Tuesday, January 14, 2014

DB's Song of the Day (day 14):"I BOUGHT MYSELF A LIARBIRD" (1984) XTC



Today’s song is a minor masterpiece by the British new wave band XTC, contained on their 7th LP, The Big Express, from 1984.  That was the first LP I bought by the band, which is a way of saying that I was rather dilatory in picking up on “new” bands. I knew of them since “Making Plans for Nigel” and “Senses Working Overtime,” but hadn’t gotten around to them. Then, in 1984, I seemed to have a little more spending money, so I went out and acquired a wealth of new releases and The Big Express was among them. It’s still probably my favorite XTC LP, though I might rate English Settlement (1982) higher, and probably Nonsuch (1992) as well. Ok, so Express is in the top 3, at least.

Andy Partridge, who wrote this song, is one of those minds with no end (it seemed) of musical ideas. XTC—which eventually became only him and collaborator Colin Moulding—stopped playing live, then, because of contractual woes, stopped releasing new music (throughout the Nineties).  In 1999 and 2000, they came back with two great records, Apple Venus and Wasp Star. Then, gone again. (Those interested can certainly track down internet info on the ongoing relations and lack thereof of Partridge/Moulding and the fortunes of XTC).

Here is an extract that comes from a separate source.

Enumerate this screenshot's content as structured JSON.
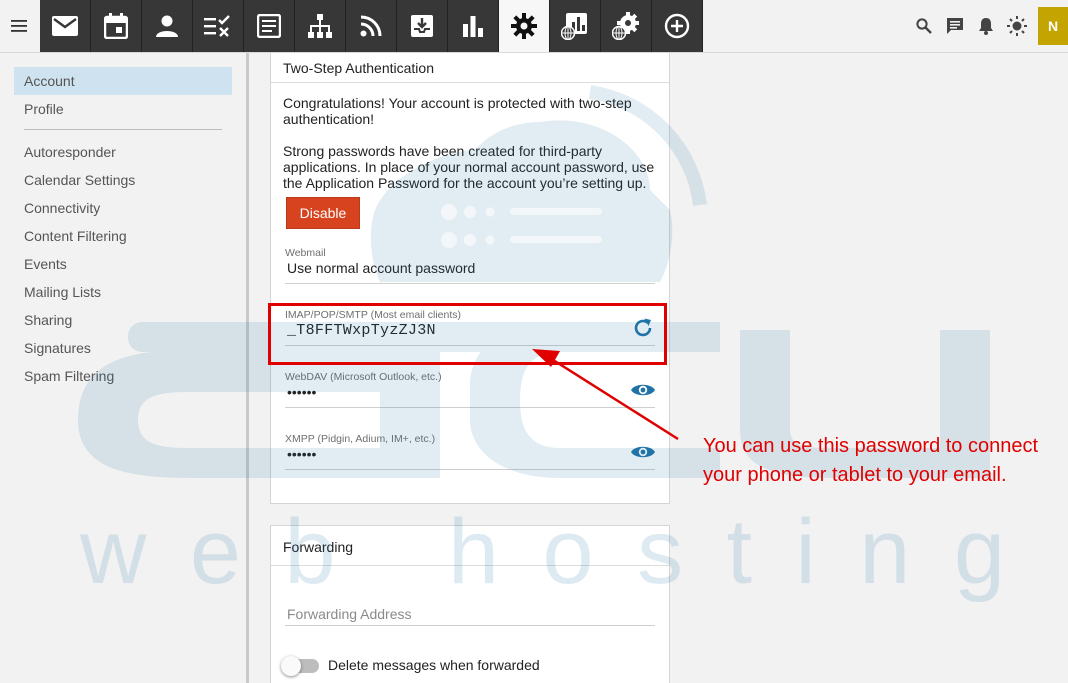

This song, to me, said something about all that—the “career” side of rock/pop music—with great aplomb. Partridge, like most people around my age (he was born in 1953), have a perhaps exalted idea of what “success” in that genre of music means.  Something comparable to The Beatles, or at least The Kinks. I mention the latter to show something of the disparity in that mindset. For, while The Kinks were highly successful in terms of the songs they wrote and recorded, it’s a joke to put them beside The Beatles, in terms of sales, name-recognition, etc., to the general public. And that’s what this song is about.

Andy Partridge, Colin Moulding, Dave Gregory
You can toil away at your chosen task and never really get “known” for it, in that larger-than-life sense. To my ears, Andy Partridge is as inventive a writer of tunes as Lennon/McCartney (in their psychedelic phase) and as clever and pointed with his words as Ray Davies at (almost) his best. Partridge “should” have been as big. I rather think he wasn’t, if only because there were already those others as points of comparison. Partridge, we might say, in choosing (or maybe he had no choice) to be in agon with those greats who preceded him, limits himself. There’s always something “Sixties-ish” about his output, in other words. And yet, for blokes like me, that very fact is what endears his work to us.  Like us, he seems to live in a musical world where “suddenly everything has changed” round about 1967, and . . . here we are. Or there you go.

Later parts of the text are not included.